BM Suriye raporu: Türkiye’nin saldırıları savaş suçu kapsamında

BM Suriye Soruşturma Komisyonu yayınladığı yeni bir raporda Türk devletinin Kuzey ve Doğu Suriye’de sivil yerleşim yerlerini hedef almaya devam ettiğini kaydetti.

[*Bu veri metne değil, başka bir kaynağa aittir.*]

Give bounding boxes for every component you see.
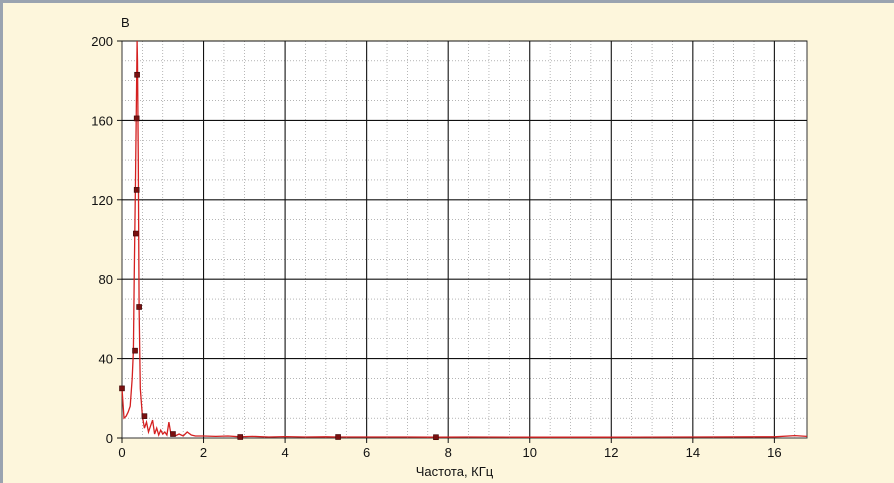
x-tick-label: 8 [445, 445, 452, 460]
x-tick-label: 4 [281, 445, 288, 460]
minor-grid [122, 41, 807, 438]
x-tick-label: 14 [686, 445, 700, 460]
x-tick-label: 16 [767, 445, 781, 460]
data-marker [433, 434, 439, 441]
x-tick-label: 10 [523, 445, 537, 460]
x-axis-label: Частота, КГц [416, 464, 494, 479]
series-markers [119, 71, 439, 441]
y-tick-label: 80 [99, 272, 113, 287]
x-tick-label: 2 [200, 445, 207, 460]
x-tick-label: 12 [604, 445, 618, 460]
y-tick-label: 120 [91, 193, 113, 208]
y-axis-ticks: 0 40 80 120 160 200 [91, 34, 122, 446]
y-tick-label: 160 [91, 113, 113, 128]
x-tick-label: 0 [118, 445, 125, 460]
series-line [121, 40, 808, 438]
data-marker [132, 347, 138, 354]
x-axis-ticks: 0 2 4 6 8 10 12 14 16 [118, 438, 782, 460]
data-marker [133, 230, 139, 237]
data-marker [335, 434, 341, 440]
data-marker [133, 187, 140, 193]
y-tick-label: 200 [91, 34, 113, 49]
data-marker [170, 431, 176, 437]
x-tick-label: 6 [363, 445, 370, 460]
y-tick-label: 0 [106, 431, 113, 446]
data-marker [136, 304, 142, 310]
data-marker [237, 434, 244, 440]
major-grid [122, 40, 807, 438]
y-axis-label: В [121, 15, 130, 30]
data-marker [141, 413, 148, 419]
data-marker [134, 71, 140, 78]
spectrum-chart: 0 2 4 6 8 10 12 14 16 0 40 80 120 160 200 В Частота, … [91, 15, 808, 479]
data-marker [133, 115, 140, 122]
y-tick-label: 40 [99, 352, 113, 367]
data-marker [119, 385, 125, 392]
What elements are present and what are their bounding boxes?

Komisyon, bu saldırıların savaş suçu kapsamında olabileceğini belirtti.

Birleşmiş Milletler (BM) Bağımsız Uluslararası Suriye Soruşturma Komisyonu, 1 Ocak-30 Haziran 2024 tarihini kapsayan Suriye raporunu hazırladı. 9 Eylül’de BM Cenevre Ofisi’nde başlayan ve 9 Ekim’de sona erecek olan BM 57. İnsan Hakları Oturumlarına sunulacak olan rapor, sahada yapılan araştırmalara, 385 kişiyle ve farklı sivil toplum kuruluşları ile yapılan görüşmelere ve uydudan alınan görüntülere dayanıyor.

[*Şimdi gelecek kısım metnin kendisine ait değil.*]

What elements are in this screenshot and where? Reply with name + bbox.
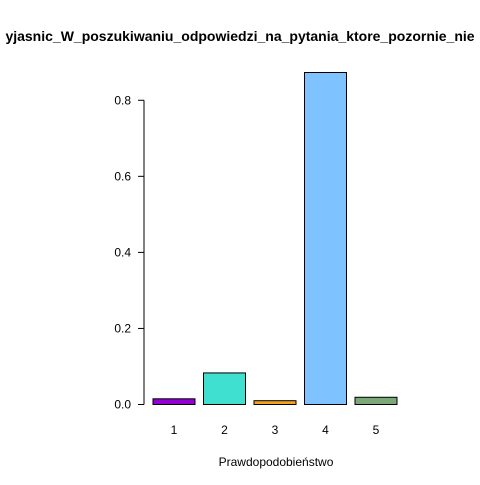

Suriye’nin politik ve ekonomik durumunun yanı sıra ülkede devam eden çatışmalardan kaynaklı yaşanan insan hakları ihlallerine değinilen raporda, Türk devletinin Kuzey ve Doğu Suriye’ye dönük hava saldırılarına ve işgali altındaki bölgelerde işlenmeye devam eden savaş ve insanlık suçlarına da yer ayrıldı.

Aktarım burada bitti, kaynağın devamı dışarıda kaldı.